Example of Using MCC to Evaluate a Classification Model
Let’s consider a scenario where a researcher is building a classification model aimed at predicting which college basketball players will be drafted into the NBA. The researcher has collected data from previous years drafts, including various features such as player height, weight, college, and position played.
The researcher may decide to use logistic regression, a type of classification algorithm, to train the model based on this data. In logistic regression, the model generates a probability for each input that a player will be drafted, and threshold values are applied to classify each record as either drafted or not drafted.
To evaluate the performance of this model, the researcher needs to calculate MCC. Using the confusion matrix shown earlier, the researcher can calculate the values of TP, TN, FP, and FN for the model. The predicted class is drafted or not drafted, while the actual class can be determined based on the actual draft outcome.
Implementing MCC Calculation in Python
If you’re using Python, there are packages such as Scikit-learn that provide convenient functions for calculating MCC. The matthews_corrcoef()
function in Scikit-learn can be used to calculate MCC as follows:
from sklearn.metrics import matthews_corrcoef
# Actual classes
y_actual = [1, 0, 0, 1, 0, 1, 1, 0]
# Predicted classes
y_pred = [1, 0, 1, 1, 0, 1, 0, 0]
# Calculate MCC
mcc = matthews_corrcoef(y_actual, y_pred)
print("MCC:", mcc)
The output should be a value between -1 and 1, with a higher value indicating better performance.
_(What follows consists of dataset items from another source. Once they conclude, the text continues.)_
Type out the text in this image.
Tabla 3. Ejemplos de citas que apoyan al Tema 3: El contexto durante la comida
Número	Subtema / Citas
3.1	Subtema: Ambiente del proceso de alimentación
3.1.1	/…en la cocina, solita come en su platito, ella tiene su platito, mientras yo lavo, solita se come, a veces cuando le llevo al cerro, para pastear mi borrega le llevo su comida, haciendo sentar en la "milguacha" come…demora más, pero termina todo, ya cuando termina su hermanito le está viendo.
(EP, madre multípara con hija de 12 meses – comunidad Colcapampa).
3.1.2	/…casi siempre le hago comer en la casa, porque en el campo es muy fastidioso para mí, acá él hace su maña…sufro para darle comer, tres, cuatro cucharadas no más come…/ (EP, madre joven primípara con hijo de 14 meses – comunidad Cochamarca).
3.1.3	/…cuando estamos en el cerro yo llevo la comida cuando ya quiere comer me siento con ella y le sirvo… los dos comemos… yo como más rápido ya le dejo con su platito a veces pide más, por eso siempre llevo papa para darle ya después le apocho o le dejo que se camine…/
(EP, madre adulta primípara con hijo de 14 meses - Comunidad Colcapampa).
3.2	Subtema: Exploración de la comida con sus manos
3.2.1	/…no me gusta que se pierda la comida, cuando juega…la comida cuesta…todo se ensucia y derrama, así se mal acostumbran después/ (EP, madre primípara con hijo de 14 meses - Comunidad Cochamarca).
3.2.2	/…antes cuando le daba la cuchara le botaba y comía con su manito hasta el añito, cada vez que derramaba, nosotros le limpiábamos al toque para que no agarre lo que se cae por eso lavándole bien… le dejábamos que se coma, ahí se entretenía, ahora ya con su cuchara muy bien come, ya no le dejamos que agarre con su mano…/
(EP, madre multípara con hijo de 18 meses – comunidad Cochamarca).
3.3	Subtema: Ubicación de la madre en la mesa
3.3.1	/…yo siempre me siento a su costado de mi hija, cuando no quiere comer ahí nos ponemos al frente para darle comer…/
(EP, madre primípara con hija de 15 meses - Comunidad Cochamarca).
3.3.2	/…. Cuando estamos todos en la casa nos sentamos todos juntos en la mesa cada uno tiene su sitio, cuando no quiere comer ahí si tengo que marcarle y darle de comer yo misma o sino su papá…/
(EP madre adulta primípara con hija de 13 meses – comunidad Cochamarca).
In conclusion, when dealing with classification models, it’s important to have a performance metric that can accurately evaluate the quality of predictions, especially in cases where the classes are imbalanced. Matthews correlation coefficient (MCC) is one such measure that takes into account all categories of the confusion matrix and provides a more accurate assessment of model performance.
Thanks to its insensitivity to changes in class distribution, MCC is particularly useful when applied to data sets that may have imbalanced classes that change over time. In conclusion, the Matthews correlation coefficient is an important metric that can accurately evaluate classification models, especially in cases where the classes are imbalanced.
Unlike accuracy, MCC takes into account all categories of the confusion matrix and provides a more accurate assessment of model performance. Furthermore, MCC is not sensitive to changes in class distribution, making it particularly useful for data sets that may have imbalanced classes that change over time.
By incorporating MCC into the evaluation process, researchers and data scientists can ensure that they are generating reliable predictions and avoid misleading results that could have significant consequences.